Philip Glass revisite l’album "Lodger" de David Bowie avec sa Symphonie n°12
Il
aura fallu plus de vingt ans pour que Philip Glass achève son cycle
de symphonies inspiré par la Trilogie
berlinoise de David
Bowie et Brian Eno –surnommée ainsi car partiellement enregistrée
à Berlin Ouest, alors capitale de la République fédérale
d’Allemagne. Commandée par la Dresdner Philharmonie, le Los
Angeles Philharmonic Association, le Southbank Centre London et
l’Orchestre Philharmonique de Radio France, la Symphonie n°12
« Lodger » a été créée en janvier dernier à Los
Angeles. Elle est présentée pour la première fois en France, dans
l’Auditorium de la Maison de la Radio par
l’Orchestre Philharmonique de Radio France et la chanteuse
Angélique Kidjo, sous la direction de Krzysztof Urbański.
Peu d’œuvres rock jouissent d’une réputation aussi considérable que les trois albums qui constituent la Trilogie berlinoise de David Bowie et Brian Eno (multi-instrumentiste, pionnier de la musique ambiant et producteur des Talking Heads, de U2 et Coldplay). Enregistrés entre 1977 et 1979, Low, "Heroes" et Lodger ont durablement marqué l’histoire du rock par leur inventivité, mêlant à la fois rock, funk et Krautrock (version allemande du rock progressif), musiques électronique, world et contemporaine. Philip Glass adapte le premier album de la trilogie en 1992 (Low Symphony) puis le second en 1996 (Heroes Symphony). Il s’agit de symphonies sans paroles, dont la musique, bien qu’elle s’inspire des mélodies de Bowie et Eno, en est finalement assez éloignée. Peu intéressé de son propre aveu par les idées musicales de Lodger, troisième et dernier album de la trilogie, Philip Glass n’était pas pressé de s’atteler à cette nouvelle symphonie. C’est pourquoi il a décidé cette fois-ci de partir non pas de la musique mais des textes, délaissant complètement les mélodies originales.
Arpèges aériens, ponctuation de cuivres, claviers trépidants, rôle prépondérant des percussions, décalage rythmique, répétition à l’envi de motifs mélodiques simples : cette douzième symphonie est typique de la musique de Philip Glass, minimaliste et hypnotique. Dirigé par Krzysztof Urbański, l’Orchestre Philharmonique de Radio France alterne mélancolie et moments d’excitation. L’orgue, tenu ici par Iveta Apkalna, y tient une place de choix, se transformant en orgue de barbarie frénétique (African Night Flight) ou bien se lançant dans un ragtime dissonant (Boys Keep Swinging). Il parvient à créer un certain équilibre entre les différents instruments, et ce malgré la disparité et les décalages rythmiques de la partition.
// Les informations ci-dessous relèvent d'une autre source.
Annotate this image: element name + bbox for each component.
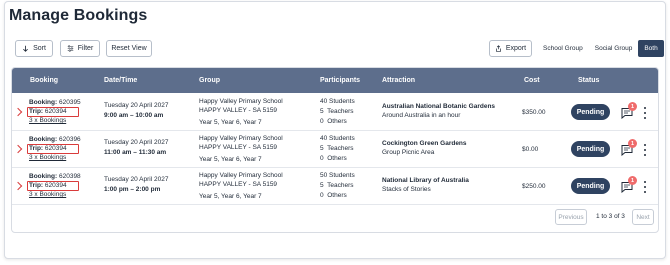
participants-others: 0 Others — [320, 192, 347, 199]
booking-time: 1:00 pm – 2:00 pm — [104, 186, 161, 193]
group-location: HAPPY VALLEY - SA 5159 — [199, 144, 278, 151]
export-label: Export — [505, 45, 527, 52]
participants-students: 40 Students — [320, 98, 355, 105]
table-row: Booking: 620398 Trip: 620394 3 x Booking… — [12, 168, 658, 205]
next-page-button[interactable]: Next — [632, 209, 654, 225]
booking-cost: $0.00 — [522, 146, 539, 153]
booking-id: 620396 — [58, 136, 81, 143]
group-type-toggle: School Group Social Group Both — [537, 40, 664, 57]
row-pointer-icon — [13, 144, 23, 154]
filter-label: Filter — [77, 45, 94, 52]
header-status[interactable]: Status — [578, 77, 599, 84]
group-years: Year 5, Year 6, Year 7 — [199, 193, 262, 200]
booking-id: 620395 — [58, 99, 81, 106]
kebab-icon[interactable] — [643, 181, 647, 193]
booking-date: Tuesday 20 April 2027 — [104, 176, 169, 183]
booking-date: Tuesday 20 April 2027 — [104, 102, 169, 109]
bookings-link[interactable]: 3 x Bookings — [29, 190, 66, 200]
reset-view-button[interactable]: Reset View — [106, 40, 152, 57]
sliders-icon — [67, 45, 74, 52]
table-row: Booking: 620395 Trip: 620394 3 x Booking… — [12, 94, 658, 131]
kebab-icon[interactable] — [643, 144, 647, 156]
notification-count-badge: 1 — [628, 102, 637, 111]
header-attraction[interactable]: Attraction — [382, 77, 415, 84]
booking-id: 620398 — [58, 173, 81, 180]
kebab-icon[interactable] — [643, 107, 647, 119]
booking-cost: $350.00 — [522, 109, 546, 116]
header-date-time[interactable]: Date/Time — [104, 77, 137, 84]
segment-social-group[interactable]: Social Group — [589, 40, 639, 57]
booking-time: 9:00 am – 10:00 am — [104, 112, 164, 119]
sort-button[interactable]: Sort — [15, 40, 53, 57]
row-pointer-icon — [13, 181, 23, 191]
participants-teachers: 5 Teachers — [320, 145, 354, 152]
notification-count-badge: 1 — [628, 176, 637, 185]
attraction-detail: Group Picnic Area — [382, 149, 435, 156]
status-badge[interactable]: Pending — [571, 178, 610, 194]
bookings-link[interactable]: 3 x Bookings — [29, 116, 66, 126]
status-badge[interactable]: Pending — [571, 141, 610, 157]
participants-students: 40 Students — [320, 135, 355, 142]
group-location: HAPPY VALLEY - SA 5159 — [199, 107, 278, 114]
segment-both[interactable]: Both — [638, 40, 664, 57]
filter-button[interactable]: Filter — [60, 40, 100, 57]
header-participants[interactable]: Participants — [320, 77, 360, 84]
header-booking[interactable]: Booking — [30, 77, 58, 84]
export-icon — [495, 45, 501, 52]
participants-others: 0 Others — [320, 155, 347, 162]
arrow-down-icon — [23, 45, 28, 52]
row-pointer-icon — [13, 107, 23, 117]
booking-cost: $250.00 — [522, 183, 546, 190]
booking-date: Tuesday 20 April 2027 — [104, 139, 169, 146]
participants-teachers: 5 Teachers — [320, 182, 354, 189]
participants-others: 0 Others — [320, 118, 347, 125]
notification-count-badge: 1 — [628, 139, 637, 148]
booking-time: 11:00 am – 11:30 am — [104, 149, 167, 156]
header-cost[interactable]: Cost — [524, 77, 540, 84]
previous-page-button[interactable]: Previous — [555, 209, 587, 225]
sort-label: Sort — [33, 45, 46, 52]
participants-students: 50 Students — [320, 172, 355, 179]
group-years: Year 5, Year 6, Year 7 — [199, 156, 262, 163]
bookings-link[interactable]: 3 x Bookings — [29, 153, 66, 163]
table-header: Booking Date/Time Group Participants Att… — [12, 68, 658, 93]
group-location: HAPPY VALLEY - SA 5159 — [199, 181, 278, 188]
header-group[interactable]: Group — [199, 77, 220, 84]
table-row: Booking: 620396 Trip: 620394 3 x Booking… — [12, 131, 658, 168]
reset-view-label: Reset View — [111, 45, 147, 52]
group-years: Year 5, Year 6, Year 7 — [199, 119, 262, 126]
export-button[interactable]: Export — [489, 40, 532, 57]
segment-school-group[interactable]: School Group — [537, 40, 589, 57]
status-badge[interactable]: Pending — [571, 104, 610, 120]
attraction-detail: Around Australia in an hour — [382, 112, 461, 119]
page-title: Manage Bookings — [9, 7, 148, 24]
attraction-detail: Stacks of Stories — [382, 186, 431, 193]
participants-teachers: 5 Teachers — [320, 108, 354, 115]
pagination-info: 1 to 3 of 3 — [596, 213, 625, 220]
C’est à la chanteuse de jazz béninoise Angélique Kidjo que Philip Glass a confié l’interprétation de la partition vocale. Un choix assez logique puisque, en plus d’avoir travaillé avec le compositeur pour Three Yoruba Songs, la chanteuse est également familière de l’univers musical de Brian Eno. Elle a en effet publié l’année dernière un disque sur lequel elle réinterprète Remain in light, chef d’œuvre du groupe new-yorkais Talking Heads produit par Brian Eno.
La partition vocale composée par Glass se rapproche davantage de l’univers du jazz que de celui du lyrique, provoquant un effet de décalage assumé avec la partition de l’orchestre. Angélique Kidjo, dont la voix grave rappelle la suavité des chanteuses de musique soul et latino, apporte une forme de spontanéité à l’œuvre, notamment lors des passages les plus dépouillés (comme la ritournelle finale dans African Night Flight). Vêtue d’une robe violette aux motifs africains et la tête ornée d’un turban, la chanteuse se laisse emporter par le rythme entraînant des percussions et se déhanche légèrement. Un peu en retrait au début, sa voix gagne en puissance et en intensité au fil de l’exécution. La prestation reste malgré tout parsemée de notes pas toujours tenues, manque de justesse, sans compter le fait que la voix se retrouve trop souvent noyée dans la masse orchestrale, malgré le recours à un micro.
L’enregistrement du concert devrait permettre d’apprécier l’œuvre différemment, avec une meilleure balance entre l’orchestre et le chant.